Ali Hikmet Paşa soyadı kanunu ile AYERDEM soyadını alır. Balıkesir’e Kolordu Komutanı olarak 1920’li yıllarda gelmiş. Balıkesir’de asker olarak görev yaparken , şehrimizin ekonomisi, kültürel yapısı ve siyasi alanında yaptığı çalışmalarla Balıkesir halkının büyük dostluğunu ve takdirini kazanmıştır.
Balıkesir Atatürk Stadyumu , Çayırhisar Askeri Kışlası , Askeri Hastane, Subay ve Astsubay Ordu evleri, Türk Ocağı Binası ,Tenis Kortu Ali Hikmet Ayerdem Paşa’nın çabaları ile hayata geçirilmiştir. Balıkesirspor Tesisleri ile bir mahalleye de Ali Hikmet Paşa adı verilmiştir.
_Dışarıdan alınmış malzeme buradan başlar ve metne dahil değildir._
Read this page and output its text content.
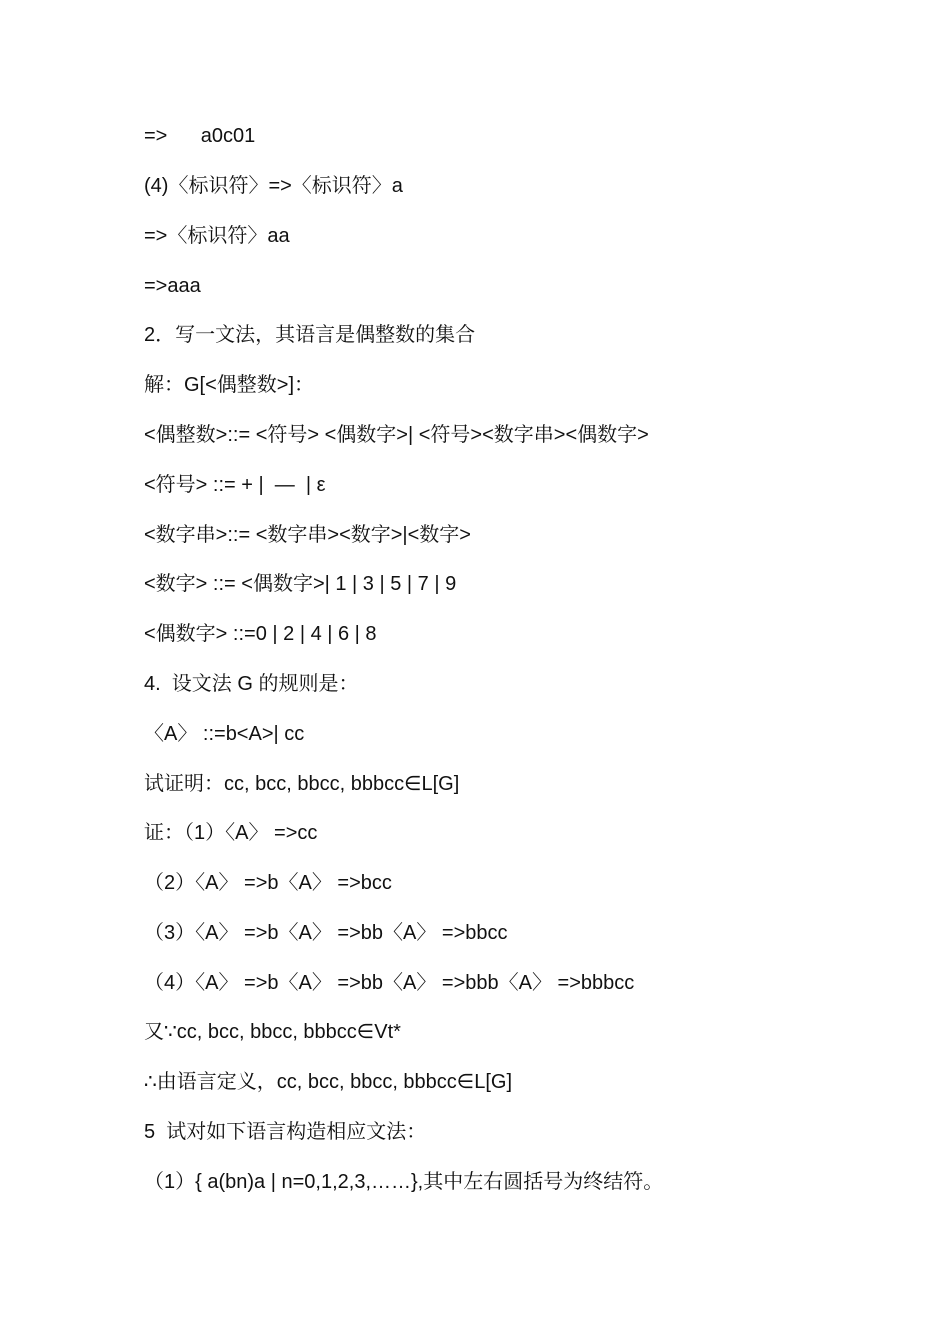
=>      a0c01
(4)〈标识符〉=>〈标识符〉a
=>〈标识符〉aa
=>aaa
2．写一文法，其语言是偶整数的集合
解：G[<偶整数>]：
<偶整数>::= <符号> <偶数字>| <符号><数字串><偶数字>
<符号> ::= + |  —  | ε
<数字串>::= <数字串><数字>|<数字>
<数字> ::= <偶数字>| 1 | 3 | 5 | 7 | 9
<偶数字> ::=0 | 2 | 4 | 6 | 8
4.  设文法 G 的规则是：
〈A〉 ::=b<A>| cc
试证明：cc, bcc, bbcc, bbbcc∈L[G]
证：（1）〈A〉 =>cc
（2）〈A〉 =>b〈A〉 =>bcc
（3）〈A〉 =>b〈A〉 =>bb〈A〉 =>bbcc
（4）〈A〉 =>b〈A〉 =>bb〈A〉 =>bbb〈A〉 =>bbbcc
又∵cc, bcc, bbcc, bbbcc∈Vt*
∴由语言定义，cc, bcc, bbcc, bbbcc∈L[G]
5  试对如下语言构造相应文法：
（1）{ a(bn)a | n=0,1,2,3,……},其中左右圆括号为终结符。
Balıkesir halkı yapılan bunca eserin öncüsü olan Ali Hikmet Paşa’ya vefa borcunu ödemek için , kentin en işlek caddelerinden olan Milli Kuvvetler ile Anafartalar Caddesi ‘ nin kesiştiği yere de Ali Hikmet Paşa Meydanı adı vermiş ve o meydanda resmi olmayan Balıkesirli yok gibidir.
Şimdilerde meydanın güzel konukları güvercinler ve onlara yem atan çocuklar , anne babalar..
***
Sıcacık mahalle kültürümüzün yok olduğuna tanıklık etmenin hüznüyle, yolumu düşürdüm Başçeşme Mezarlığına.
Anılardan geriye ne kaldıysa anlattım, dualar arasında.. Dedeme , Neneme , Babama , Anacığıma, Bekir bacanağıma , Özgüncan’ıma..
Başçeşme Mezarlığının giriş kapısı yeniden yapılıyor.. Yıkılan kapıyı fotoğraflamadığıma üzülüyorum..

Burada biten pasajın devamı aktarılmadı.